The Sentencing Project analyzed 1996 Justice Department statistics along with Human Rights Watch and found more than six million citizens have been stripped of voting rights nationwide.

Under Florida law, civil rights can only be restored by the state’s clemency board, chaired by Republican Governor Rick Scott. Since 2011, the state has reviewed over 100,000 cases and only restored civil rights to less than 2,000 citizens. The board meets only four times a year, and according to reports, there are over 20,000 cases pending.

“No matter how badly you feel or how much retribution you might have for these individuals for the crimes they have committed. They have served their debt to society,” Randall Berg, Executive Director of the Florida Justice Institute told RT. “We as a society ought to want to get them back on a path towards being a contributing member of society.”

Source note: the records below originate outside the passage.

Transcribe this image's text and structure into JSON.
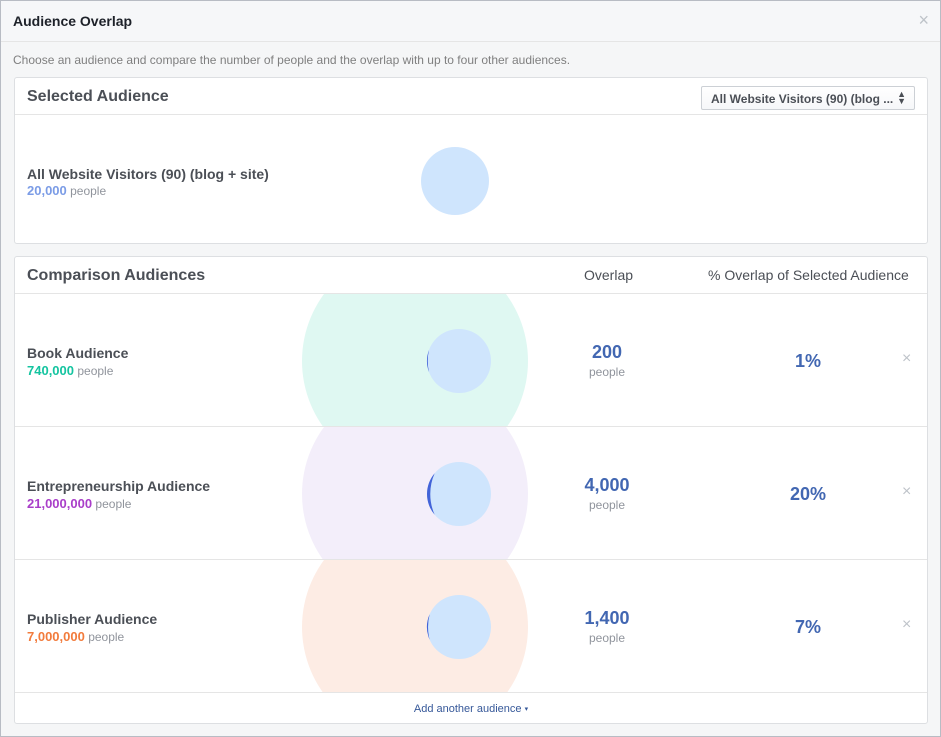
{
  "dialog": {
    "title": "Audience Overlap",
    "close_icon": "×",
    "intro": "Choose an audience and compare the number of people and the overlap with up to four other audiences."
  },
  "selected": {
    "heading": "Selected Audience",
    "dropdown_value": "All Website Visitors (90) (blog ...",
    "dropdown_icon": "⇕",
    "name": "All Website Visitors (90) (blog + site)",
    "size": "20,000",
    "size_unit": "people",
    "color": "#7b9ce6"
  },
  "comparison": {
    "heading": "Comparison Audiences",
    "col_overlap": "Overlap",
    "col_pct": "% Overlap of Selected Audience",
    "rows": [
      {
        "name": "Book Audience",
        "size": "740,000",
        "size_unit": "people",
        "size_color": "#14c4a0",
        "shape_color": "#dff8f2",
        "overlap": "200",
        "overlap_unit": "people",
        "pct": "1%",
        "overlap_fraction": 0.01,
        "remove_icon": "×"
      },
      {
        "name": "Entrepreneurship Audience",
        "size": "21,000,000",
        "size_unit": "people",
        "size_color": "#a93ec9",
        "shape_color": "#f3eefa",
        "overlap": "4,000",
        "overlap_unit": "people",
        "pct": "20%",
        "overlap_fraction": 0.2,
        "remove_icon": "×"
      },
      {
        "name": "Publisher Audience",
        "size": "7,000,000",
        "size_unit": "people",
        "size_color": "#f27b3c",
        "shape_color": "#fdece4",
        "overlap": "1,400",
        "overlap_unit": "people",
        "pct": "7%",
        "overlap_fraction": 0.07,
        "remove_icon": "×"
      }
    ],
    "add_link": "Add another audience",
    "add_caret": "▾"
  },
  "colors": {
    "overlap_blue": "#4267b2",
    "selected_circle": "#cfe5fd",
    "overlap_crescent": "#4263d8"
  }
}
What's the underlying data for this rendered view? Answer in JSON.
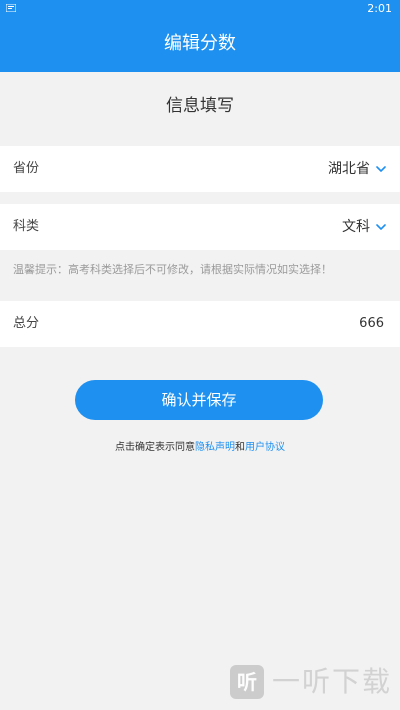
{
  "status_bar": {
    "time": "2:01"
  },
  "app_bar": {
    "title": "编辑分数"
  },
  "form": {
    "section_title": "信息填写",
    "province": {
      "label": "省份",
      "value": "湖北省"
    },
    "subject": {
      "label": "科类",
      "value": "文科"
    },
    "hint": "温馨提示：高考科类选择后不可修改，请根据实际情况如实选择！",
    "total_score": {
      "label": "总分",
      "value": "666"
    }
  },
  "actions": {
    "confirm_label": "确认并保存"
  },
  "agreement": {
    "prefix": "点击确定表示同意",
    "privacy_link": "隐私声明",
    "conjunction": "和",
    "terms_link": "用户协议"
  },
  "watermark": {
    "logo_text": "听",
    "text": "一听下载"
  },
  "colors": {
    "accent": "#1e90f0",
    "background": "#f2f2f2",
    "card": "#ffffff",
    "hint": "#9a9a9a"
  },
  "icons": {
    "status_left": "notification-icon",
    "chevron": "chevron-down-icon"
  }
}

Florida is not the only state with such a prohibition. Kentucky and Iowa also impose a lifetime ban on voting by felons.

Meade, however, is fighting back by seeking to put a state constitutional amendment on the Florida ballot in 2016 through a statewide petition drive pushing for automatic restoration of voting rights for non-violent felons. His organization, FFRC, is one of a group of 70 plus national, statewide, and local organizations, like the ACLU and NAACP, committed to overturning the disenfranchisement law in Florida.

“People ask me why don’t I go to other states and take the state bar exam,” Meade said. “And I tell them it reminds me too much of the time of slavery when all a slave had to do was cross a state line for freedom. I think in the year 2016, no American citizen should have to go to another state for basic American rights.”